Use counting arguments to prove these identities: I don't know how to type this: it is two numbers in brackets the first on top of the other, but there is no fraction line. Here is an image of both of the identities.
$${n \choose 0} + {n \choose 1} + {n \choose 2} + \cdots + {n \choose n} = 2^n$$ $$ {n \choose 1} + 2 {n \choose 2} + 3 {n \choose 3} + \cdots + n{n\choose n} = n 2^{n-1}$$
On
The first equation can be interpreted combinatorically as: The number of subsets of a set with $n$ elements (i.e. $2^n$) is equal to the sum of the numbers of $k$-element subsets of the set (i.e. $\binom{n}{k}$). This statement is somewhat trivial: If you count all subsets of size $k$ and do this for every $k\in\{0,\dots,n\}$, then you are counting all subsets (each exactly once). If you want a more technical proof, apply the binomial theorem which gives us
$$2^n = (1+1)^n = \sum_{k=0}^{n}\binom{n}{k}1^n1^{k-n} = \sum_{k=0}^{n}\binom{n}{k}.$$
For the second equation, we may use the binomial theorem again:
$$n2^{n-1} = n(1+1)^{n-1} = n\sum_{k=0}^{n-1}\binom{n-1}{k}1^{n-1}1^{k-n+1} = \sum_{k=0}^{n-1}n\binom{n-1}{k} = \sum_{k=0}^{n-1}(n-k)\binom{n}{k} = \sum_{k=0}^{n-1}(n-k)\binom{n}{n-k} = \sum_{k=1}^{n}k\binom{n}{k}.$$
Note that we have used $n\binom{n-1}{k} = n\frac{(n-1)!}{k!(n-k-1)!} = \frac{n!}{(n-k-1)!k!} = (n-k)\frac{n!}{(n-k)!k!} = (n-k)\binom{n}{k}$, as well as $\binom{n}{k}=\binom{n}{n-k}$. The last step of the equation follows from turning around the order of summation.
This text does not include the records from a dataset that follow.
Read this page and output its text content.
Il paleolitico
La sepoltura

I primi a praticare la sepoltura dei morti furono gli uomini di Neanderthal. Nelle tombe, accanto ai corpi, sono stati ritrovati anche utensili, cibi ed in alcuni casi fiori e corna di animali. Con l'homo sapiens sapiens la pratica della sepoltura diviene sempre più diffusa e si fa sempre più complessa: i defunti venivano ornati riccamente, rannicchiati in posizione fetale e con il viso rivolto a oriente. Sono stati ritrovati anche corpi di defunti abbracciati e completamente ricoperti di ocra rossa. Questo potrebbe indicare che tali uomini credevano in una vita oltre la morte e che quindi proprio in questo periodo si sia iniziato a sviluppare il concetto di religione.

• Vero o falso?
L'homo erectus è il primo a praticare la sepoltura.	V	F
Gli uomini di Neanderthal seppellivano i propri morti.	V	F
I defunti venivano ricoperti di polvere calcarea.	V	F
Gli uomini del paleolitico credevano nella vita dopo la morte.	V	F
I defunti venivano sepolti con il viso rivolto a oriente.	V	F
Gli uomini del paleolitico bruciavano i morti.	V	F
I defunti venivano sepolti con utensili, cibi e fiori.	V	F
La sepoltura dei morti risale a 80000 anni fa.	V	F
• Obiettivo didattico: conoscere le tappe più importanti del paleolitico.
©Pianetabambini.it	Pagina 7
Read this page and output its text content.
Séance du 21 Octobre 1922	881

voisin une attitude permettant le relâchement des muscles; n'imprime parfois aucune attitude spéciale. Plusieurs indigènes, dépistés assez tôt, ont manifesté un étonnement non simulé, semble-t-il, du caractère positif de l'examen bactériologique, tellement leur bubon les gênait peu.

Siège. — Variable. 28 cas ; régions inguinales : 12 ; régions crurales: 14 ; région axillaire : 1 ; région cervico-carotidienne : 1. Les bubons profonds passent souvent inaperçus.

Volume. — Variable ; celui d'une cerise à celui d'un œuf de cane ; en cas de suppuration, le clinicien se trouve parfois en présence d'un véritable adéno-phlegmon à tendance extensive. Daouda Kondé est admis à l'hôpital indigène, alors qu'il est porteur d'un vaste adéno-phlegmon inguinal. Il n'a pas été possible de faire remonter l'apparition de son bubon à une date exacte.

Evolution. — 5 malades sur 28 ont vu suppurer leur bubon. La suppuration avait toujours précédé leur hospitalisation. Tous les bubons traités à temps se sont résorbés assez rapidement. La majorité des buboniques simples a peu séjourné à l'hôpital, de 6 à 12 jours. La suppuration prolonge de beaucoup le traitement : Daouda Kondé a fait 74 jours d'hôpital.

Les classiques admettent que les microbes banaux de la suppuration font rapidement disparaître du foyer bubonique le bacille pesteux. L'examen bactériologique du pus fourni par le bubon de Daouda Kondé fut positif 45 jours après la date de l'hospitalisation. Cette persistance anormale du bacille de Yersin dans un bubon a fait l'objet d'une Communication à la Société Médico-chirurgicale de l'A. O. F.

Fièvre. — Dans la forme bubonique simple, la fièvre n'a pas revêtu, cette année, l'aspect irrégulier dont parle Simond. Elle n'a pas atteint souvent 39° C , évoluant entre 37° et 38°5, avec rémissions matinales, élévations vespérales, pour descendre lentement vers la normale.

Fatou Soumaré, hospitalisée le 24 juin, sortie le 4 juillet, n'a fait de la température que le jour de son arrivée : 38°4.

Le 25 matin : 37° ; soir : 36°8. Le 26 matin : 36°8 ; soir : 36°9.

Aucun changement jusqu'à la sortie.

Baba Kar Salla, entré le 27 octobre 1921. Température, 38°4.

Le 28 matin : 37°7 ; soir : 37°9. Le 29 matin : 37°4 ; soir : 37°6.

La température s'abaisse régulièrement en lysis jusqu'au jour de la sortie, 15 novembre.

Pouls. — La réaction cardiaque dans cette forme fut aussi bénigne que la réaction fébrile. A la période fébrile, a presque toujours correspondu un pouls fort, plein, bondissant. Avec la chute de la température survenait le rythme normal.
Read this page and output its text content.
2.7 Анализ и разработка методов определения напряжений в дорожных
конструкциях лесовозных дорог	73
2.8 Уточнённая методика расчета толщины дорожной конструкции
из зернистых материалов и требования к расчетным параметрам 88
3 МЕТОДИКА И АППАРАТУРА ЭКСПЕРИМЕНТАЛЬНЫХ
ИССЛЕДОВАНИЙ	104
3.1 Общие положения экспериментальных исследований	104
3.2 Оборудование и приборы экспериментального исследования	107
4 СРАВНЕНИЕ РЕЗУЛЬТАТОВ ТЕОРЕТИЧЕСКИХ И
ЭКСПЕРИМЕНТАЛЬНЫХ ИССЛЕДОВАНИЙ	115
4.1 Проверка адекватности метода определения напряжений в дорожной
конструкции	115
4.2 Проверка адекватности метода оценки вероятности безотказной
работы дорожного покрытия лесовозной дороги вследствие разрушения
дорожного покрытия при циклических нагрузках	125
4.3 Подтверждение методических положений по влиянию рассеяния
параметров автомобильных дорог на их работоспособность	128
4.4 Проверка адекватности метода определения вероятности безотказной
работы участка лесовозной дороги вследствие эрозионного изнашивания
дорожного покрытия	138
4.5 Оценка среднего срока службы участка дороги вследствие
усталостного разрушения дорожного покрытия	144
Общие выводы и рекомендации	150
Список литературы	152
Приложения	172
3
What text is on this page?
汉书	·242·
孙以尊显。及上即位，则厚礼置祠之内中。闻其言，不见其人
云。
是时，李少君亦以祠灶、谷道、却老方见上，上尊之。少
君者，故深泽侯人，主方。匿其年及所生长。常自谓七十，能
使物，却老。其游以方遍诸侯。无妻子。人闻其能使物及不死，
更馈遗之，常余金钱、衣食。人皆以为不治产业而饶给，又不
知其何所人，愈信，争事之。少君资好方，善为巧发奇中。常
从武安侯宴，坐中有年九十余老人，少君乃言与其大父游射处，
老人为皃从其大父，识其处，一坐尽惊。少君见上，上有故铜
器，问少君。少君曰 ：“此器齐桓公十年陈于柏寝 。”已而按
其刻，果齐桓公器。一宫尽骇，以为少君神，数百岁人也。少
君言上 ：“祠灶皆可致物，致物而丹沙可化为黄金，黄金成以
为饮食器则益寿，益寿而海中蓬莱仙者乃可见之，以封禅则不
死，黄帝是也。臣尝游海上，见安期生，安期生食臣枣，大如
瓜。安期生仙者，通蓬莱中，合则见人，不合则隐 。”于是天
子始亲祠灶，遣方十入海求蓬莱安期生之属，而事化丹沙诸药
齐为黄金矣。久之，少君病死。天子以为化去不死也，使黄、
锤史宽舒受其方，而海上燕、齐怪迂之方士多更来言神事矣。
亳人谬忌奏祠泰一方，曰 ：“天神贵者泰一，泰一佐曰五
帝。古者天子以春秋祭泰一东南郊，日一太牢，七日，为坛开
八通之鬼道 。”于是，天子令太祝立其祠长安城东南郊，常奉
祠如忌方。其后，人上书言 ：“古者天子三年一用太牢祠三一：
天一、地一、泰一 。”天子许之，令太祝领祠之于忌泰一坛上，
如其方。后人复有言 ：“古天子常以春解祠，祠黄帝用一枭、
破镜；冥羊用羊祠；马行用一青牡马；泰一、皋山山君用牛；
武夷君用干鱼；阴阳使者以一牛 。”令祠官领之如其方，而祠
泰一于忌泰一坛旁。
(as per my comment): $\binom{m}{n}$ has the meaning that it is the number of unique groups of $m$ you can choose from $n$ distinct items. If you sum up all possible groups then you get the total sum of the different ways you can choose items from the group of $n$. If you place each item side-by-side, you can mark it with a $0$ or a $1$ meaning it is selected or it isn't. There are $2^n$ possible ways to assign $0$'s and $1$'s and thus $2^n$ possible ways of picking items. The sum of all of the different groups should add to this total.
For the second equation, it might help to understand it as a weighted sum (part of an average). The sum:
$$ \sum_0^n k\binom{n}{k} $$
Makes up part of the computation for the expected size of a group if you randomly select items from the total. This expected value is half of the size of the total. Thus:
$$ \frac{\sum_0^n k\binom{n}{k}}{\sum_0^n \binom{n}{k}} = \frac{n}{2} $$
With the result that $\sum_0^n\binom{n}{k} = 2^n$, this gives:
$$ \sum_0^n k\binom{n}{k} = \frac{n}{2}2^n = n2^{n - 1} $$